O cumprimento de prisão de oficiais-generais condenados por participação em conspiração golpista sinaliza um “amadurecimento da democracia” no Brasil. A avaliação é do professor de história Mateus Gamba Torres, da Universidade de Brasília (UnB), que concedeu entrevista sobre o tema.
Esta semana marcou o início do encarceramento de figuras de alta patente, incluindo generais como Augusto Heleno Pereira, Paulo Sergio Nogueira, Walter Braga Netto, além do almirante Almir Garnier e do ex-presidente Jair Bolsonaro, que é capitão da reserva do Exército.
Como consequência das condenações, os militares enfrentarão um processo de perda do oficialato, a ser julgado pelo Superior Tribunal Militar (STM). Este evento inédito na história do país representa a primeira vez que militares são presos por envolvimento direto em uma articulação golpista.
De acordo com o professor Mateus Torres, o momento demonstra que, após 40 anos do processo de redemocratização, o sistema de governo brasileiro está em um caminho de consolidação. “Mesmo que os militares resolvessem fazer uma tentativa de golpe, como houve várias vezes na República, isso agora não é mais aceito pela nossa democracia”, afirmou o pesquisador.

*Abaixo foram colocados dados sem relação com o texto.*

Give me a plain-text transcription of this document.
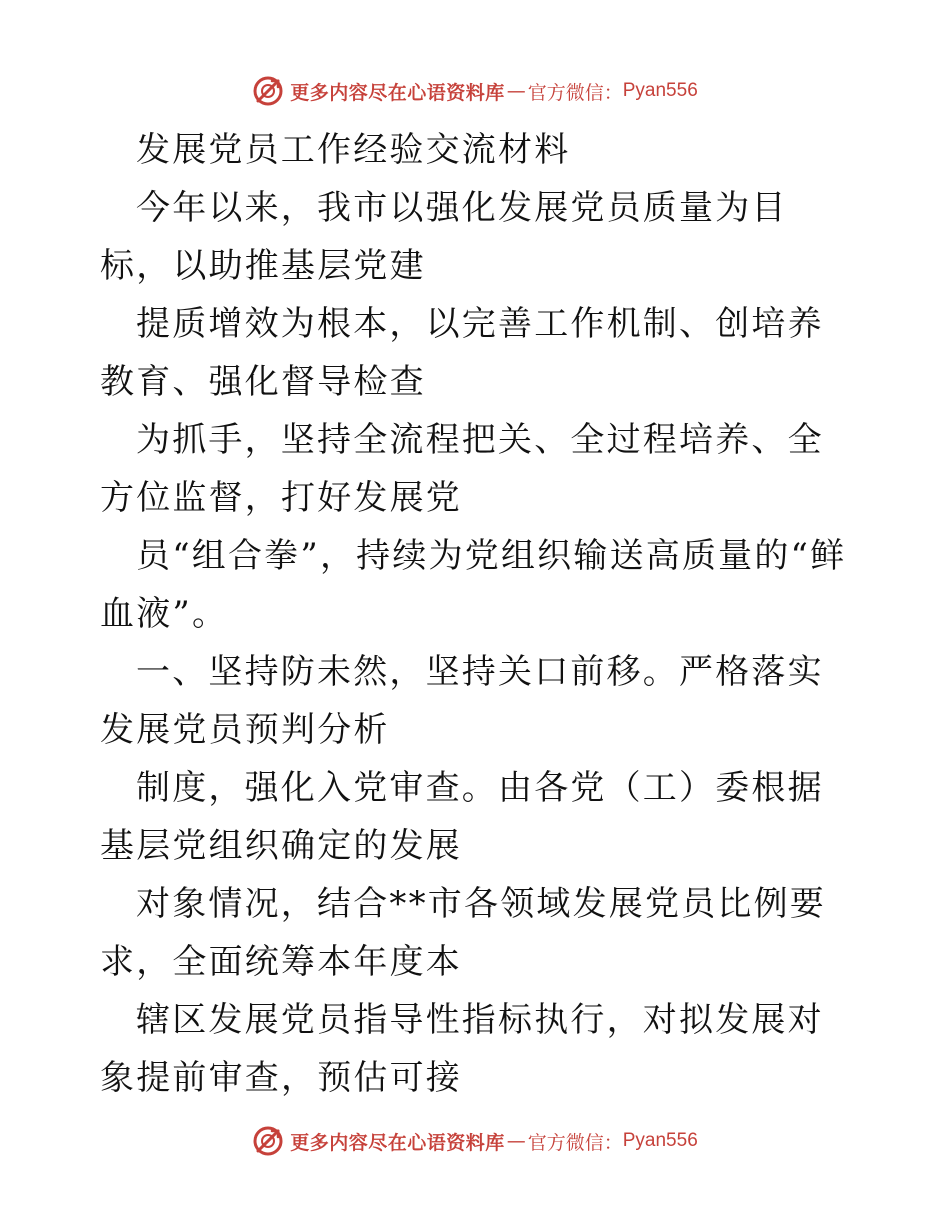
更多内容尽在心语资料库 — 官方微信： Pyan556

发展党员工作经验交流材料

今年以来，我市以强化发展党员质量为目标，以助推基层党建

提质增效为根本，以完善工作机制、创培养教育、强化督导检查

为抓手，坚持全流程把关、全过程培养、全方位监督，打好发展党

员“组合拳”，持续为党组织输送高质量的“鲜血液”。

一、坚持防未然，坚持关口前移。严格落实发展党员预判分析

制度，强化入党审查。由各党（工）委根据基层党组织确定的发展

对象情况，结合**市各领域发展党员比例要求，全面统筹本年度本

辖区发展党员指导性指标执行，对拟发展对象提前审查，预估可接

更多内容尽在心语资料库 — 官方微信： Pyan556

Em relação às propostas de anistia para os envolvidos em atos golpistas, Torres recorda que demandas semelhantes tiveram sucesso em outros momentos da história do Brasil. No entanto, ele discorda dos argumentos de que um possível perdão poderia pacificar o país ou reduzir a polarização. “A anistia não apazigua nada. Ela varre a sujeira para debaixo do tapete. A anistia, nesses casos, faz com que ocorra impunidade justamente de golpistas”, ressaltou, mencionando a anistia concedida a torturadores em 1979.
Segundo o professor da UnB, essa lei resultou em uma luta contínua por uma justiça de transição efetiva, com memória, justiça e verdade. Ele entende que a decisão judicial fortalece a imagem do Brasil perante outros países.

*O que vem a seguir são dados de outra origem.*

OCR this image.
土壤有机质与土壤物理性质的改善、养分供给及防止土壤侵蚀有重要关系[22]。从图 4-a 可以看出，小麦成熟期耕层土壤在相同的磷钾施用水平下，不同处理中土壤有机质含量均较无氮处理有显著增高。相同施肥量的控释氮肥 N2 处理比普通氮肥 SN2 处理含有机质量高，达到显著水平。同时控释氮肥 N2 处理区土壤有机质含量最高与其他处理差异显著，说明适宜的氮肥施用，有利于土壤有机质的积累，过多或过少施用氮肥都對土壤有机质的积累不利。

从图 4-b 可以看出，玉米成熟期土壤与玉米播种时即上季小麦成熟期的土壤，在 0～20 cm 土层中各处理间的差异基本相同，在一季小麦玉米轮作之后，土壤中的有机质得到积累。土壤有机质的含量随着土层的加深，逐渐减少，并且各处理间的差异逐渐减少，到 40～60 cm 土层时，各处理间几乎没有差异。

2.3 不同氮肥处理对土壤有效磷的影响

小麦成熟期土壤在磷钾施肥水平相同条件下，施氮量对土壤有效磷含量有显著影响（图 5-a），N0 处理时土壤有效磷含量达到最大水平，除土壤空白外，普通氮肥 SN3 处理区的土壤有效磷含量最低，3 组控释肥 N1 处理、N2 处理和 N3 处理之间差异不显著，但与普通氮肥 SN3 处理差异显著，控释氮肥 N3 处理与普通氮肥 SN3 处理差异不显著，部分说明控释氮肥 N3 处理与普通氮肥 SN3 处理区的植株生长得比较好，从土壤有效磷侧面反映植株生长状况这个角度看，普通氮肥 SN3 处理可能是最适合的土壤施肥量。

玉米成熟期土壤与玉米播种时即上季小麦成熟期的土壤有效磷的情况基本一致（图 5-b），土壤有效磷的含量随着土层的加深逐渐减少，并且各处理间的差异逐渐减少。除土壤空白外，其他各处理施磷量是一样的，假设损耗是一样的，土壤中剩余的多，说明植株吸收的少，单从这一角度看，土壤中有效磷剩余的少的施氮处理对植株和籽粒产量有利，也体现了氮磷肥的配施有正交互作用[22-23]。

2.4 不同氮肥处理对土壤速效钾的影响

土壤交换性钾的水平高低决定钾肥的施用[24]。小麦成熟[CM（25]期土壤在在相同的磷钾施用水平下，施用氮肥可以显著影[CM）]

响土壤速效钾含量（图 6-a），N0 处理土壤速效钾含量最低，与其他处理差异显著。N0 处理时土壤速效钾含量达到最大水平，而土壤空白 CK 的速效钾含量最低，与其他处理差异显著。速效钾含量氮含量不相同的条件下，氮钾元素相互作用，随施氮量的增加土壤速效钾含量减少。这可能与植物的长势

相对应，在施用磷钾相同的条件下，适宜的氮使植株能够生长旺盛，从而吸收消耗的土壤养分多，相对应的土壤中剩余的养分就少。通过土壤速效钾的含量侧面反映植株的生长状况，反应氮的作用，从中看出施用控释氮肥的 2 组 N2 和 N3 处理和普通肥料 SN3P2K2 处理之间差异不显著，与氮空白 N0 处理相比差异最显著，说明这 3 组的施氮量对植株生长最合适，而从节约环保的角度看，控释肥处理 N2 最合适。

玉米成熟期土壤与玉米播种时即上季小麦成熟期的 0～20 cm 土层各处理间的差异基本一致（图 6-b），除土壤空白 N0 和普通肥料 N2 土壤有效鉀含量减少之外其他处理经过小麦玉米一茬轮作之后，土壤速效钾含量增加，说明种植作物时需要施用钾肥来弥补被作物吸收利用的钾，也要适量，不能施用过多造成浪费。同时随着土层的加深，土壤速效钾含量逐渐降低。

O professor considera histórica a possibilidade de os militares perderem suas patentes em um processo no Superior Tribunal Militar após a condenação na Justiça civil. “Não existe nada mais indigno do que se colocar contra a nossa democracia. A gente sabe que há um corporativismo. Mas, neste momento, há um clima para que isso aconteça”, concluiu.